Hopes for Mother and Daughters: A Reflection on Love Will Steer Me True by Jane and Ellen Knuth November 5, 2014

images-6As a mother of an adult daughter who does not share my spiritual practices, I am deeply comforted and delighted to read a book, such as this, in which both mother and daughter seek to keep their love whole while diverging in their trust in and practice of the spiritual traditions in which each of them was raised. Together they have shared a snapshot of a family relationship in which each one is candid, each one acts with integrity, and each one keeps faith with each other.

I had a great deal of empathy for Jane, the mother, the religious and “spiritual” one, because I am an ordained in my religious tradition, continue to serve the Church faithfully, and in that sense am the most traditional person of faith in my family. It is challenging to see one’s family reject or depart or just drift away from the precepts to which one has given her life. Yet as Jane and Ellen and the others in the family demonstrate divergent spiritual paths do not need to be the source of estrangement or distance.

The mother and daughter team is put to severe challenges when Ellen goes to teach in a remote part of Japan, never imagining it would be a time in which the tsunami hit its shores. The qualities of respect, concern, interest and longing are expressed eloquently in their own blogs by each of them, as they continue to find ways to be connected. It also speaks to their courage that each of them would collaborate in sharing this part of their journey with a wider audience.

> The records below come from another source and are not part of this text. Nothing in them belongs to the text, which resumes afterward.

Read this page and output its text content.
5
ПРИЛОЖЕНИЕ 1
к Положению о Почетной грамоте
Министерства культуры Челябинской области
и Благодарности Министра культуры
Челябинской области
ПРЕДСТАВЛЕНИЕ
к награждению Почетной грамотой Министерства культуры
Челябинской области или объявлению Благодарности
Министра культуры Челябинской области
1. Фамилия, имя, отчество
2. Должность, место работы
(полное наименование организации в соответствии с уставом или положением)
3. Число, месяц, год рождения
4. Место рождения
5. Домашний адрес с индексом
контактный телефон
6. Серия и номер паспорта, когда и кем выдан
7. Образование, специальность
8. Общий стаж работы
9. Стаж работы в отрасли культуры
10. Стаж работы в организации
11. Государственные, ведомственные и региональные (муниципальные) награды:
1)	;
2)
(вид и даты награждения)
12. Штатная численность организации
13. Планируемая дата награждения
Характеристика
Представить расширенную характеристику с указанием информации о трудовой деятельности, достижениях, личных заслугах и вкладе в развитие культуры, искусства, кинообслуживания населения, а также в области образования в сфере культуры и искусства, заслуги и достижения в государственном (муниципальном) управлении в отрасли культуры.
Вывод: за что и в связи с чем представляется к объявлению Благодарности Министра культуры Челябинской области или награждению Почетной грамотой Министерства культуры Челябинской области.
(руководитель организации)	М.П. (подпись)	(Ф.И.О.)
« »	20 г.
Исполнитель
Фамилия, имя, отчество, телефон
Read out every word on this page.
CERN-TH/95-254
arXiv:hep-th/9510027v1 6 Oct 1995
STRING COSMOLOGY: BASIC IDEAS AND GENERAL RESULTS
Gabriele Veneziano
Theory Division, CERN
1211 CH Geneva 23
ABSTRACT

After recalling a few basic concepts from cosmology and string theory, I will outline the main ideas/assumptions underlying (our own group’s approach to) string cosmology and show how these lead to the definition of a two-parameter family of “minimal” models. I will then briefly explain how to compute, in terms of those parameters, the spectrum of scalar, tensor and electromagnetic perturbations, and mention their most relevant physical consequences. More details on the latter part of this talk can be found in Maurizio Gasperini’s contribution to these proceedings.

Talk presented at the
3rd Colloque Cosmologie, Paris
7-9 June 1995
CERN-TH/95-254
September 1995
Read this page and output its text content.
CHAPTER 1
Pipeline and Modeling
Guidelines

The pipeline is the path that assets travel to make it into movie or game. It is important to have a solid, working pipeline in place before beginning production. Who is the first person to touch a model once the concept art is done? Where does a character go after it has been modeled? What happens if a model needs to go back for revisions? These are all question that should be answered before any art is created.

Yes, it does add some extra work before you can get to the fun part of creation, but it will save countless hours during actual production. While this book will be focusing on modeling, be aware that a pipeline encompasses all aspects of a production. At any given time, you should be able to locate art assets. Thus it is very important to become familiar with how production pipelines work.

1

I find hope in this book—hope that the Holy One that has created and holds the world is larger and more mysterious than we imagine, hope that we can be true to our own faith tradition and community without losing love and compassion with others in search of a different path, and hope that the joy that can come from loving in a family is not lost when spiritual difference arise. They haven’t in mine; Jane and Ellen broaden that hope.